By claiming spiritual authority through Nyabinghi, Muhumusa was able to rally the Abakiga people of northern Rwanda behind her to challenge to Musinga's claim to the throne. Over the next few years, she raised armies and organised a series of insurrections aimed at enthroning her son, Biregeya, who she claimed was Rwabugiri's legitimate successor. She also encouraged her followers to pay tribute to her, rather than Musinga's court. In response, Musinga asked the German colonisers for help defeating Muhumusa's movement. The Germans arrested her in 1908 for 'witchcraft' and imprisoned her in Bukoba until her escape in July 1911. Once again, she fled north where she began rallying her supporters, but this time in defiance of the German and British colonisers who were laying claim to the region, in collaboration with an umutwa leader named Basebya. They were behind the first armed resistances against colonisation in the region, with Muhumusa encouraging their followers not to fear European guns because Nyabinghi would turn the Europeans' bullets into water.
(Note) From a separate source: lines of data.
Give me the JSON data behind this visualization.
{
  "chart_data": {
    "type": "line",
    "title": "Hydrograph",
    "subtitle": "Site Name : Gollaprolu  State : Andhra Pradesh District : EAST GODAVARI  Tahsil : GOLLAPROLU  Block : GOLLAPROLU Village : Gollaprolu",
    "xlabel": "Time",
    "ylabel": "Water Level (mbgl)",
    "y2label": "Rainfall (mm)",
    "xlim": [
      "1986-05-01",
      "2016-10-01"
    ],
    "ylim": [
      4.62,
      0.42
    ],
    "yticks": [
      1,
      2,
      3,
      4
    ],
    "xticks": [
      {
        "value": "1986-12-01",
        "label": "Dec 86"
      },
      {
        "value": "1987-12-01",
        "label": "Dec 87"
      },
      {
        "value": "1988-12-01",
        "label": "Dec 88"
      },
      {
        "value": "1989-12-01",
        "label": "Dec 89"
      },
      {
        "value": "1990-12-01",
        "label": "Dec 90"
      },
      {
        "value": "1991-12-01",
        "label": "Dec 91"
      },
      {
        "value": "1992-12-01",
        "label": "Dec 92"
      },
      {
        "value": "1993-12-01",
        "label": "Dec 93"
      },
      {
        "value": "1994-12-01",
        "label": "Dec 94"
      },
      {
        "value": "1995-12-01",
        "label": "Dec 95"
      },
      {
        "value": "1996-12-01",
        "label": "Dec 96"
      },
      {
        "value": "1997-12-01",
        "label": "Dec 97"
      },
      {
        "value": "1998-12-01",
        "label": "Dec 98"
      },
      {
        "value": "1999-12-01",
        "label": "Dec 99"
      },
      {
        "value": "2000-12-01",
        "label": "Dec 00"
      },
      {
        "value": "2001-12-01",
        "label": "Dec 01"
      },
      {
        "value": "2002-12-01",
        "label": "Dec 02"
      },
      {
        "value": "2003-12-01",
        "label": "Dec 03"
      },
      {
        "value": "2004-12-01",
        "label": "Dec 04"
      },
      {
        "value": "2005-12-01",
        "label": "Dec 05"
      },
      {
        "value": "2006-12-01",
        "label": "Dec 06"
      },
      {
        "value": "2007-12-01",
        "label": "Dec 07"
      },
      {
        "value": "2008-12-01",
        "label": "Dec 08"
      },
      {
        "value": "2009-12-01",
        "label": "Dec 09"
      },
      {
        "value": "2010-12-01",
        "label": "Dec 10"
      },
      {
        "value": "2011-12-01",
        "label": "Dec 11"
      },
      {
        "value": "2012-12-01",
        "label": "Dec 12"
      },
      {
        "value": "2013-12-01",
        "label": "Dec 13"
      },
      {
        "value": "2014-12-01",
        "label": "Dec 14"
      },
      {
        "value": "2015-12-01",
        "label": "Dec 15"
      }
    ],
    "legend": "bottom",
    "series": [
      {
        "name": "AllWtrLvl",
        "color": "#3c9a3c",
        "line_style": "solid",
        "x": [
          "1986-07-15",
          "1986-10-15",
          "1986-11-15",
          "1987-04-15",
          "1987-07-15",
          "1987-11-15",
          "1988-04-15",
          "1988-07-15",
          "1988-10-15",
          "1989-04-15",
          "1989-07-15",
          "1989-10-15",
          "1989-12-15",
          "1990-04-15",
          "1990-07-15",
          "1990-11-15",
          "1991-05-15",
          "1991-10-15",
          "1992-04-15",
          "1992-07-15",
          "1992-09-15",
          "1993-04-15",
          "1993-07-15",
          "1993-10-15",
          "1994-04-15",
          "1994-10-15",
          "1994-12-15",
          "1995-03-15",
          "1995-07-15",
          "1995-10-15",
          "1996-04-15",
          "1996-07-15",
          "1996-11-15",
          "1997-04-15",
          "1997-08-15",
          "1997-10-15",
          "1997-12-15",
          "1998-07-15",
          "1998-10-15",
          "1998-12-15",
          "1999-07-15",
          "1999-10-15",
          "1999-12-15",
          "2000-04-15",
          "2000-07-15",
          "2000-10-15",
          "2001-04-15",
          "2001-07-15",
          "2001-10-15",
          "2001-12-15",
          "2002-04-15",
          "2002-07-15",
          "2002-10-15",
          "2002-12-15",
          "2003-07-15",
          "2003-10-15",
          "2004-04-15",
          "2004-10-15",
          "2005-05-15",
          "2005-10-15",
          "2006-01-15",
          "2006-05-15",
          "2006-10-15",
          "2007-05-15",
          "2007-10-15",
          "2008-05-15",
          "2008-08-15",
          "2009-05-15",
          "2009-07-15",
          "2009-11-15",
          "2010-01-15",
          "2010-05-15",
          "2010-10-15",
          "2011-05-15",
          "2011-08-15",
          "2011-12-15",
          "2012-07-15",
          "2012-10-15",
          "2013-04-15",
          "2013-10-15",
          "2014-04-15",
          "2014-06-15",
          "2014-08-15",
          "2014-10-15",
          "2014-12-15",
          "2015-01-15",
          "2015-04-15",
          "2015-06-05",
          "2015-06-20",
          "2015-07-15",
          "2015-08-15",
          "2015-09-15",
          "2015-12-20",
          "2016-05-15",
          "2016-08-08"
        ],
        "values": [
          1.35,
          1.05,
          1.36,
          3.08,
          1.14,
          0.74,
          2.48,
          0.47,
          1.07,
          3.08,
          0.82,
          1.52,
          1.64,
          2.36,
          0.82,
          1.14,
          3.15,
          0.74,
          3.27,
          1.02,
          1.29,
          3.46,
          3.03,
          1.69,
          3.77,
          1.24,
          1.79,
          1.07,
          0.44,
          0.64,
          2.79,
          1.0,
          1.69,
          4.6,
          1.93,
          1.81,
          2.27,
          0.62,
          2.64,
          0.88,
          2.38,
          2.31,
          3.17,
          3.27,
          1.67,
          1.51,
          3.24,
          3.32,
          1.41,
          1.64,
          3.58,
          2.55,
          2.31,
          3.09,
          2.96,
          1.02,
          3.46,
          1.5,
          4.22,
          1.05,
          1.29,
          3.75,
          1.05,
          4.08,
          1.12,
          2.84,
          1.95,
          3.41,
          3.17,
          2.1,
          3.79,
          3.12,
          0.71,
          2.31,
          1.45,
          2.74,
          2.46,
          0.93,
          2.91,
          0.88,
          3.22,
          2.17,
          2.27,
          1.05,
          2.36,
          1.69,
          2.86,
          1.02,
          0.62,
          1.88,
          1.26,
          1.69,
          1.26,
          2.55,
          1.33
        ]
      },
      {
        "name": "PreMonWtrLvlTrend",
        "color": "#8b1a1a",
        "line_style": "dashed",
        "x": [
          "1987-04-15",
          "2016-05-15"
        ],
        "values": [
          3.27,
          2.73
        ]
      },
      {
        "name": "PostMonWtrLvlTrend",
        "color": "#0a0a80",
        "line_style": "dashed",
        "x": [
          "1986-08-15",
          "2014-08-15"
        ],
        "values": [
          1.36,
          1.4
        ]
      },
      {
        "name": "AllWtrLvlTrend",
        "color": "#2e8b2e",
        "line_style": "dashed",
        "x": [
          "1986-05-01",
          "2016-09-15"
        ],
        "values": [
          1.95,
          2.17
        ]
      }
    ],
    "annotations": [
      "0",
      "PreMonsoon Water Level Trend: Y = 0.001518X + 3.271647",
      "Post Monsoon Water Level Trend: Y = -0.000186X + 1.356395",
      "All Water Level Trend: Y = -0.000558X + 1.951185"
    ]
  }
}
Muhumusa's rebellion created a great deal of concern among the European colonisers in the region, and well as the European missionaries who were attempting to spread Christianity, prompting the Germans and British to join forces. On September 29, 1911, they surrounded Muhumusa's forces and, after a short battle, arrested her. The British escorted her to Kampala, where they kept her under house arrest until her death in 1945.

Some of her followers, most importantly Ndungutse and Basebya, subsequently organized another rebellion in northern Rwanda.